Notice  Regarding  Forward-Looking Statements


Certain statements in this press release may constitute “forward-looking statements” within the meaning of the Private Securities Litigation Reform Act of 1995.  Such statements relate to a variety of matters, including, without limitation, Kratos’ ability to complete the announced offering of the Notes and Kratos’ intentions regarding the use of the net proceeds from the proposed offering. These forward-looking statements are made on the basis of the current beliefs, expectations and assumptions of the management of Kratos and are subject to significant risks and uncertainty.  Investors are cautioned not to place undue reliance on any such forward-looking statements.  All such forward-looking statements speak only as of the date they are made, and Kratos undertakes no obligation to update or revise these statements, whether as a result of new information, future events or otherwise.

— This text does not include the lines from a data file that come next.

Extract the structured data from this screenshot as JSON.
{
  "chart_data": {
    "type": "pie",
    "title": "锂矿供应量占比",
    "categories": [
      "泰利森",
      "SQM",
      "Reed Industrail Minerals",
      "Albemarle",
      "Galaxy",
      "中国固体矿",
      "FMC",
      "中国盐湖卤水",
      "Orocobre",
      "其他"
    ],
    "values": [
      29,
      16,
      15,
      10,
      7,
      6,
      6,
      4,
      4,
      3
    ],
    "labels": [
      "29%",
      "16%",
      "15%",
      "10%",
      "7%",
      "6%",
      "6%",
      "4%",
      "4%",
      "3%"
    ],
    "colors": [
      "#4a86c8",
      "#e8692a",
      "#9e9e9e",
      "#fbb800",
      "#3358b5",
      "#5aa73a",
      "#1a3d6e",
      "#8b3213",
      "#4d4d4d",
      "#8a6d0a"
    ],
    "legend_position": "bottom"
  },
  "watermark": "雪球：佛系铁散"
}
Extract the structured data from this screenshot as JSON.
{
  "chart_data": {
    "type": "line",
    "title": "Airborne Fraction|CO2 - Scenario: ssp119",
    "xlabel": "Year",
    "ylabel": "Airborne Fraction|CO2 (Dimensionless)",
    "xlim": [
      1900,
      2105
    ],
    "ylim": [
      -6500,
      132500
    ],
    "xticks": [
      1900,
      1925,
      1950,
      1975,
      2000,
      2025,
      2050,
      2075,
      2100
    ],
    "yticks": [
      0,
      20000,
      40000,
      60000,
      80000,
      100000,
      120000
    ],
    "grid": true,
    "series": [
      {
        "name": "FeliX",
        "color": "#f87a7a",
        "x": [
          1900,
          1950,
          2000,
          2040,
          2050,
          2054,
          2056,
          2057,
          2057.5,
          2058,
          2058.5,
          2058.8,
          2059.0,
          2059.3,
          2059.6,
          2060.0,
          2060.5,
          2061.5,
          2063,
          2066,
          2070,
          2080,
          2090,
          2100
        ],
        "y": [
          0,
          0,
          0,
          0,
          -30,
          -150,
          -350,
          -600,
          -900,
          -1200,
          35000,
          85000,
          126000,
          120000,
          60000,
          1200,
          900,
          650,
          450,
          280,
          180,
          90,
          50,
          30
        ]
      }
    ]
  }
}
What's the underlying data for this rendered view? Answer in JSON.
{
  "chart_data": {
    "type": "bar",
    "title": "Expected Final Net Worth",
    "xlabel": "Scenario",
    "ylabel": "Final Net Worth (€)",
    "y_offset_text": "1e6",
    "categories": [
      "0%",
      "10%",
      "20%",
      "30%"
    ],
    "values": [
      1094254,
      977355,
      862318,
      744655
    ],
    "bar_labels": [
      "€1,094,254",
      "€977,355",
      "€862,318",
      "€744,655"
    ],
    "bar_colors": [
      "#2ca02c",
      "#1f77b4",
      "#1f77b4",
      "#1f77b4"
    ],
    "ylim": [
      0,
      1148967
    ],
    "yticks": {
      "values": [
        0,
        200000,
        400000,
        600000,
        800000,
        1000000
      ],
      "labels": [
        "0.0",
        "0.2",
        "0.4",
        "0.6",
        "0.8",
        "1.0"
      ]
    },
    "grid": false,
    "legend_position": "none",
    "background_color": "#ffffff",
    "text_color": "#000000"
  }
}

Factors that may cause actual results to differ materially from the forward-looking statements contained herein include, without limitation, risks and uncertainties related to market conditions and the satisfaction of customary closing conditions related to the proposed offering. There can be no assurance that Kratos will be able to complete the proposed offering on the anticipated terms, or at all.  For a further discussion of risks and uncertainties that could cause actual results to differ from those expressed in these forward-looking statements, as well as risks relating to the business of Kratos in general, see the risk disclosures in the Annual Report on Form 10-K of Kratos for the year ended December 25, 2016, and in subsequent reports on Forms 10-Q and 8-K and other filings made with the SEC by Kratos.